After Reservoir Dogs came out, it began a slew of copycats trying to mimic that style, even if it owed a little to the vibrant, rough dynamism of something like Mean Streets, crossed with Tarantino’s love of Hong Kong cinema and Godard. Many of the copycats almost do a slight disservice to Dogs, making the film seem somewhat formulaic, but in its approach and characterisations, in what could work brilliantly as a stage play, it is anything but. Characters feel unique and the superb cast, was an absolute gift for a newcomer (very few have been quite as lucky as Tarantino was with their first cast). Tim Roth, Steve Buscemi, Chris Penn, Harvey Keitel and a scene stealing, ear chopping Michael Madsen are all excellent.
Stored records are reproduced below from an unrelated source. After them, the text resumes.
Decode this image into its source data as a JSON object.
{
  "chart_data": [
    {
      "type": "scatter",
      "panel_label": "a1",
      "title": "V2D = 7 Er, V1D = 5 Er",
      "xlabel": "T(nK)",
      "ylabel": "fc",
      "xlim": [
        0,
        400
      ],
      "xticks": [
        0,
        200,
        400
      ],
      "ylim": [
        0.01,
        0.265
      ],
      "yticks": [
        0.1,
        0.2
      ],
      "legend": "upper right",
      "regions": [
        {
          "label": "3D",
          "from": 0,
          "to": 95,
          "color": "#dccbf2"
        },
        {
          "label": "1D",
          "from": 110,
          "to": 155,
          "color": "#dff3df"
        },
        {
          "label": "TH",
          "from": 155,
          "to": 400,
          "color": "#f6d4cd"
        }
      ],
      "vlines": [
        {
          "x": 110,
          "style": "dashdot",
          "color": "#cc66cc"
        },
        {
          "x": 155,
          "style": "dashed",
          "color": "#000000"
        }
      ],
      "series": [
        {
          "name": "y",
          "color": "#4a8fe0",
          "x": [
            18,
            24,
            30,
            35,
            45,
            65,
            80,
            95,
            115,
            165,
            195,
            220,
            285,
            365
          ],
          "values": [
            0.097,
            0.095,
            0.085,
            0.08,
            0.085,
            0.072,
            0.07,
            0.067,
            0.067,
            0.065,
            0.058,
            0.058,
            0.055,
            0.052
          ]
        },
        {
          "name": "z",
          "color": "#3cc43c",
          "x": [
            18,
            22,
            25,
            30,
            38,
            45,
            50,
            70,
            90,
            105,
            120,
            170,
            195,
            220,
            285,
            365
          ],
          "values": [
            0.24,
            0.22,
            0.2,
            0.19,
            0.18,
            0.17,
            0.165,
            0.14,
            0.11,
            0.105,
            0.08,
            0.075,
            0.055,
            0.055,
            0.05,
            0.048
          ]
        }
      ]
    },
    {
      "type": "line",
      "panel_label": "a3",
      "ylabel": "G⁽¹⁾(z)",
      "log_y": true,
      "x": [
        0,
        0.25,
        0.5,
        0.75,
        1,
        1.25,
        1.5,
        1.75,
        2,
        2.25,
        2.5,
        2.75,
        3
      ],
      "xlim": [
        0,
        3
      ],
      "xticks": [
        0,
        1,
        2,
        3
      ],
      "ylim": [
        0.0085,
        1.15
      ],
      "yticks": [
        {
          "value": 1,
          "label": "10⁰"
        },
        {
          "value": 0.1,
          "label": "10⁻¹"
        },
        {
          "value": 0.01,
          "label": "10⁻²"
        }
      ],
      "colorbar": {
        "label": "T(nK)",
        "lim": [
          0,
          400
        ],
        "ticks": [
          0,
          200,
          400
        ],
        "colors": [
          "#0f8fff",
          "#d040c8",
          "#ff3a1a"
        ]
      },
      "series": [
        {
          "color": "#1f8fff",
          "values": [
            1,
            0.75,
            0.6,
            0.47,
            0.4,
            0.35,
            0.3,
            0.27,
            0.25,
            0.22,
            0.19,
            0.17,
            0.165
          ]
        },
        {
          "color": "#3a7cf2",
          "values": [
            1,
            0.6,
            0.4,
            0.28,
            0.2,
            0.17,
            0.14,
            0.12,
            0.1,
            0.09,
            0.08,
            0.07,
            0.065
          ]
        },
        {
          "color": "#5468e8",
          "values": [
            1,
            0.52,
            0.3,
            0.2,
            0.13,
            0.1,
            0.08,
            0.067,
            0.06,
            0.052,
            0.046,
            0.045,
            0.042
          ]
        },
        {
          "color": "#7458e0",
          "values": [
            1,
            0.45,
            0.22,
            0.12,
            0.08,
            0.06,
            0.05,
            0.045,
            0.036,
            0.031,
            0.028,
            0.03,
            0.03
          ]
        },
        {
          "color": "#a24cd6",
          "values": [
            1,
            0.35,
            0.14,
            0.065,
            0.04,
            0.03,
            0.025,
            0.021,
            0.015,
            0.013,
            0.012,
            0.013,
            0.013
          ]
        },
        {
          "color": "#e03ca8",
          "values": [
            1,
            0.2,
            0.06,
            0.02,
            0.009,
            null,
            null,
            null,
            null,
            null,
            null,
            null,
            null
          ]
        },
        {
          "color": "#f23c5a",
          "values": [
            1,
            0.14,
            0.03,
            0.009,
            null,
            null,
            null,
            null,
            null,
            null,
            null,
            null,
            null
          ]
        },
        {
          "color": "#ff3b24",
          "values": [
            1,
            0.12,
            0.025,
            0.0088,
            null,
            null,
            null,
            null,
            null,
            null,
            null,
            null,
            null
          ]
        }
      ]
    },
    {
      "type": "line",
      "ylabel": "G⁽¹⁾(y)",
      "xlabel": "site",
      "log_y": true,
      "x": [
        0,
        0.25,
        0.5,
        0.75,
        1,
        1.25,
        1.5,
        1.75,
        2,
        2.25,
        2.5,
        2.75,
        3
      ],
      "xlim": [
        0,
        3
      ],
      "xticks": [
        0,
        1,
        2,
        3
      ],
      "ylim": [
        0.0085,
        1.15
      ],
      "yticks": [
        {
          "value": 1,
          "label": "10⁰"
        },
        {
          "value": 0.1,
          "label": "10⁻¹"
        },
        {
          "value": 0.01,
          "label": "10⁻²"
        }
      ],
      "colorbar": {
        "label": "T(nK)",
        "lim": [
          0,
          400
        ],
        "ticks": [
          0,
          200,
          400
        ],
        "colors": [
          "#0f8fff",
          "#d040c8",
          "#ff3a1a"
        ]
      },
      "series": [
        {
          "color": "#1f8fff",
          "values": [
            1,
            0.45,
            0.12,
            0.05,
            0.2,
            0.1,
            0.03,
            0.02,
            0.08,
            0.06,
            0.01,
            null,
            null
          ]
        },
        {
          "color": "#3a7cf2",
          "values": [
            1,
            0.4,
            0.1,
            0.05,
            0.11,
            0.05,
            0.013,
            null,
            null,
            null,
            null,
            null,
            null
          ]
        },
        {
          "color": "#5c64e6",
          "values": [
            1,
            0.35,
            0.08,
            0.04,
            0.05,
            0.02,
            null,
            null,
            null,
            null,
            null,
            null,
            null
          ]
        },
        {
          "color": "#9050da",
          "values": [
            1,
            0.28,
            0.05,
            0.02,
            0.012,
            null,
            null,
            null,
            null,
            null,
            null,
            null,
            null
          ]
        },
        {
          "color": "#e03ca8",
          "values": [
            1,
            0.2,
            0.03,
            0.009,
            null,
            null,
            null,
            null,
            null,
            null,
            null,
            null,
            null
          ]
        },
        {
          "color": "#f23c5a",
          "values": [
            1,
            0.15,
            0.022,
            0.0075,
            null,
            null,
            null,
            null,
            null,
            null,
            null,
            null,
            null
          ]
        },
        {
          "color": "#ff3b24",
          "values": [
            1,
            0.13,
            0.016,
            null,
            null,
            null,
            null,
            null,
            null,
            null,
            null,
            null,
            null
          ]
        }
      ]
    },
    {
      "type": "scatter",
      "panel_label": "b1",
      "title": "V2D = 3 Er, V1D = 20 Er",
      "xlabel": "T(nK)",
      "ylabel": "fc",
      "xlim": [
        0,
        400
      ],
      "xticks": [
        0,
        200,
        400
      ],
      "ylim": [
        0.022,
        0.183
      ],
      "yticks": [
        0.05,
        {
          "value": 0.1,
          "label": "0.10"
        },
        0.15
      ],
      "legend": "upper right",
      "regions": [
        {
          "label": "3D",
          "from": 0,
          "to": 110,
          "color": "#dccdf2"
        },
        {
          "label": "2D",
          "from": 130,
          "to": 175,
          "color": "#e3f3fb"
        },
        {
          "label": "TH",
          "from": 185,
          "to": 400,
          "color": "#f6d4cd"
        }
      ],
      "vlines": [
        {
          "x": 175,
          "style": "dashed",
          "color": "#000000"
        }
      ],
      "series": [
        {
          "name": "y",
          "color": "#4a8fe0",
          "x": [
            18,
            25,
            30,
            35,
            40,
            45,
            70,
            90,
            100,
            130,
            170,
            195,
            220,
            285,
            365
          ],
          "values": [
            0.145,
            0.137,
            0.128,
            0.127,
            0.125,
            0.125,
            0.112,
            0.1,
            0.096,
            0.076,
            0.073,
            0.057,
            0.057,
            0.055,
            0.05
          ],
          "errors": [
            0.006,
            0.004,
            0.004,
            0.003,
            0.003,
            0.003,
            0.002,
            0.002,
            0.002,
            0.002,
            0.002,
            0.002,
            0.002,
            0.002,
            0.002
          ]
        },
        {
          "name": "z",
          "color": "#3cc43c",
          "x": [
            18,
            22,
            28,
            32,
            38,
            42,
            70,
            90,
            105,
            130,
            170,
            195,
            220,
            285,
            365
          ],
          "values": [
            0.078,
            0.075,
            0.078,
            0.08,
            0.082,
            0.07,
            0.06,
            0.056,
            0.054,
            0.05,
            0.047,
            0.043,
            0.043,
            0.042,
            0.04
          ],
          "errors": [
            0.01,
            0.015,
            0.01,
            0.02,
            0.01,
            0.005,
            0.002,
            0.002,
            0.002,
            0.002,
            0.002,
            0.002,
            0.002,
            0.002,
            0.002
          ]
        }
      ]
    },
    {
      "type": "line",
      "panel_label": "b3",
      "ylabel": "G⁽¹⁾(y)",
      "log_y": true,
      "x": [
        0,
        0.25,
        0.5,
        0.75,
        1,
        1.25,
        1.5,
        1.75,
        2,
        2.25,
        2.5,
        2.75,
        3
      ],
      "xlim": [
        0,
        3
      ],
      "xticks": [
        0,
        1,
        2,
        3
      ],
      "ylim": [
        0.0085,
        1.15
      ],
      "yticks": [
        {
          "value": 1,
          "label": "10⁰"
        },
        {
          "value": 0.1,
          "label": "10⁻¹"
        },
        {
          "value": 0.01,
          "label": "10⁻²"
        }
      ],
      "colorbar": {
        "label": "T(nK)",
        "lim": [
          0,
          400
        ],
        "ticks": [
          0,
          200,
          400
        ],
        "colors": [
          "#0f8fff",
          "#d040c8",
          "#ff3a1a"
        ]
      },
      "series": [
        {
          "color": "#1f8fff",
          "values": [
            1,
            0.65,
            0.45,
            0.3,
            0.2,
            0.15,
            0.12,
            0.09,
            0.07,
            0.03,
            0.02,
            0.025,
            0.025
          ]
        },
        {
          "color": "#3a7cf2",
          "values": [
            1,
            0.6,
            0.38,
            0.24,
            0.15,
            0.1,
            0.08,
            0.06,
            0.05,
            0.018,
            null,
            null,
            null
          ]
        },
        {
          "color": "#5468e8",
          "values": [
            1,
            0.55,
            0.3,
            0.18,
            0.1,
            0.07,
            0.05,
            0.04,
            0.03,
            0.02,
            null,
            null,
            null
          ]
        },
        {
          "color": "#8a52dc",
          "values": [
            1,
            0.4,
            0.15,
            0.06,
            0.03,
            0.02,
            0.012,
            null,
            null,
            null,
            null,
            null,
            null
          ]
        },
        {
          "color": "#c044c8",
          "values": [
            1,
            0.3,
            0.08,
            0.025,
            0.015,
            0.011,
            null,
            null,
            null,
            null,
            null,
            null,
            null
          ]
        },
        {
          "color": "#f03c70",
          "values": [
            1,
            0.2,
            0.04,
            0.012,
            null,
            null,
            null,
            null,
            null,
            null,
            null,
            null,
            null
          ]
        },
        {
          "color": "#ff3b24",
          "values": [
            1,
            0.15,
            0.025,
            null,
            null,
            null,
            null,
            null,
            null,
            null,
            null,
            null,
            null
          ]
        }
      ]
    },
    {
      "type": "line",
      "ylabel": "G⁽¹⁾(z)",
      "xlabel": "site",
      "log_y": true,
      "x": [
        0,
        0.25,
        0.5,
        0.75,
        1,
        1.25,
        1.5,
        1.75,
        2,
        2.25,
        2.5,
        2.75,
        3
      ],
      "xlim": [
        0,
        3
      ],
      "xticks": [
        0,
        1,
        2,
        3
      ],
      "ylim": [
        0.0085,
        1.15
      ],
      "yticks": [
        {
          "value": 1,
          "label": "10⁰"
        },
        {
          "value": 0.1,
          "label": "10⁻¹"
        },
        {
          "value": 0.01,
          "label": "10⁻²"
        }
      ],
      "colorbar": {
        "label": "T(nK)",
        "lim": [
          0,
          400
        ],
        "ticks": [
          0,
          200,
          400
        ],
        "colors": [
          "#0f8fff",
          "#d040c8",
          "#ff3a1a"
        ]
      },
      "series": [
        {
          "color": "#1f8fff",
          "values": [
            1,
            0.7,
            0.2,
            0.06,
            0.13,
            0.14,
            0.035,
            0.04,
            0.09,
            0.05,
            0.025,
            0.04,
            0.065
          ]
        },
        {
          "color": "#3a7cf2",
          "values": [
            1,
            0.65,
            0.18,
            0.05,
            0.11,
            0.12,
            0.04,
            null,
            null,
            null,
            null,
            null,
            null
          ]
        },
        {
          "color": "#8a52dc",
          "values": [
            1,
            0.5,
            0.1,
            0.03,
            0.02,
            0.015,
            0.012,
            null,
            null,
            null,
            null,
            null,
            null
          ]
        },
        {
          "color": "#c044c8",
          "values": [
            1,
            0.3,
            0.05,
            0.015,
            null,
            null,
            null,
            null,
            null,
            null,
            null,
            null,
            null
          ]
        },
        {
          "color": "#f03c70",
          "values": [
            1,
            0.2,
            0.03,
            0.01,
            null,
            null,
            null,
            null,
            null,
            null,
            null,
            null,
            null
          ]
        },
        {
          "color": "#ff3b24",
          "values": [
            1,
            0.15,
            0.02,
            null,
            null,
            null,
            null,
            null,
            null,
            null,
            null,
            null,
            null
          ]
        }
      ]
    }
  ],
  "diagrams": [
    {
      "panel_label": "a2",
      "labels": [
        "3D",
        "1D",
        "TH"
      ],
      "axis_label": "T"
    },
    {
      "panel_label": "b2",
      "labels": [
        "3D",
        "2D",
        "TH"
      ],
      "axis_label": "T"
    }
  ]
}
There’s nothing elaborate in the way QT shoots and cuts the scenes. He keeps it simple and unobtrusive. He never takes focus or overpowers attention away from the stellar cast and they get ample time to shine. It’s the kind of expert delivery that comes from a master maybe 3-4 films into their CV when they’ve honed their craft, but this was his opening gambit.
By the time he followed up, a few years had passed. Sometimes this is enough to be forgotten about, but there was a huge clamour for his next and Pulp Fiction did not disappoint. As an aside, around that time Tarantino handed a script (he’d been long pitching) to Tony Scott. True Romance is pure unadulterated Tarantino in every respect and allowed a certain visual glamour that someone like Tony Scott could bring to it. It’s an amazing movie which includes something that Tarantino also had in Pulp Fiction…a near film stealing, one scene cameo from Christopher Walken.
Pulp Fiction was a dazzling, complex, pulpy (as the title suggests) and instantly iconic piece of work. It had a mix of established actors, some of whom (Travolta) had fallen out of favour in recent years. Tarantino again injected the film with the seemingly inane. Discussions about fast food outlets. They seem out of place until they’re not. There was a method to Tarantino’s indulgent madness. Again, the narrative structure was sliced, diced and reassembled out of chronology, but played out engagingly and never becomes a chore to decode. It wasn’t merely for the sake of it, which is something many Tarantino-clones fail to see in their dubious photocopies.
Fiction would also continue a trend that we first saw in Dogs and has become part and parcel of the Tarantino film. Every actor raises their game. No one is ever below par in a Tarantino film. Samuel L. Jackson is immense here, as is Uma Thurman, Travolta, Bruce Willis, Tim Roth, Amanda Plummer, Peter Greene, Ving Rhames, Harvey Keitel, basically everyone who appears. It perhaps only ever goes to accentuate, in those director cameos, that Tarantino really isn’t an actor.